= Raise It Up (August Rush song) =

"Raise It Up" is a 2007 song featured in the motion picture August Rush

"Raise It Up" is a 2007 song written by Jamal Joseph, Charles Mack and Tevin Thomas for the motion picture August Rush. "Raise It Up" is performed in the film by Jamia Simone Nash and the IMPACT Repertory Theatre, an African-American youth theatre division of the New Heritage Theatre Group based in Harlem. The song was produced by Joseph and Mack.

In the film, August Rush (Freddie Highmore) wanders into Harlem and is drawn to a church by the voice of a young soloist named Hope (Nash) singing this song, which inspires him.

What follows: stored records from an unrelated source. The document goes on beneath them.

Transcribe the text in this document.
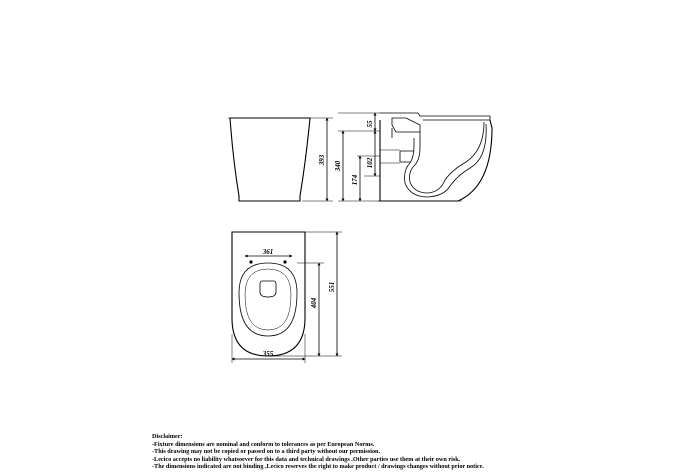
393
55
340	102
174
361
355
551
404
Disclaimer:
-Fixture dimensions are nominal and conform to tolerances as per European Norms.
-This drawing may not be copied or passed on to a third party without our permission.
-Lecico accepts no liability whatsoever for this data and technical drawings .Other parties use them at their own risk.
-The dimensions indicated are not binding ,Lecico reserves the right to make product / drawings changes without prior notice.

Hope ultimately brings him to the attention of her pastor, Reverend James (Mykelti Williamson), who helps August further develop his talent.

"Raise It Up" was nominated for the Academy Award for Best Original Song at the 80th Academy Awards; however, the nomination announcement originally said "Nominees to be determined". The production notes credit the song to the Impact Repertory Theatre as a whole; however, Oscar rules allow no more than three individuals to be credited with the song for nomination purposes. (This was the same rule that prevented Beyoncé Knowles from sharing in the Oscar nomination for her 2006 song "Listen" from Dreamgirls, even though she co-wrote it.) The next day, the Academy updated its list to show Joseph, Mack and Thomas as the nominees.

The song was performed at the 80th Academy Awards by members of the Impact Repertory Theatre. On July 24, 2008, on The Young and the Restless, the characters Devon Hamilton and Ana Hamilton (played by August Rush's Nash) sang the song at a gala.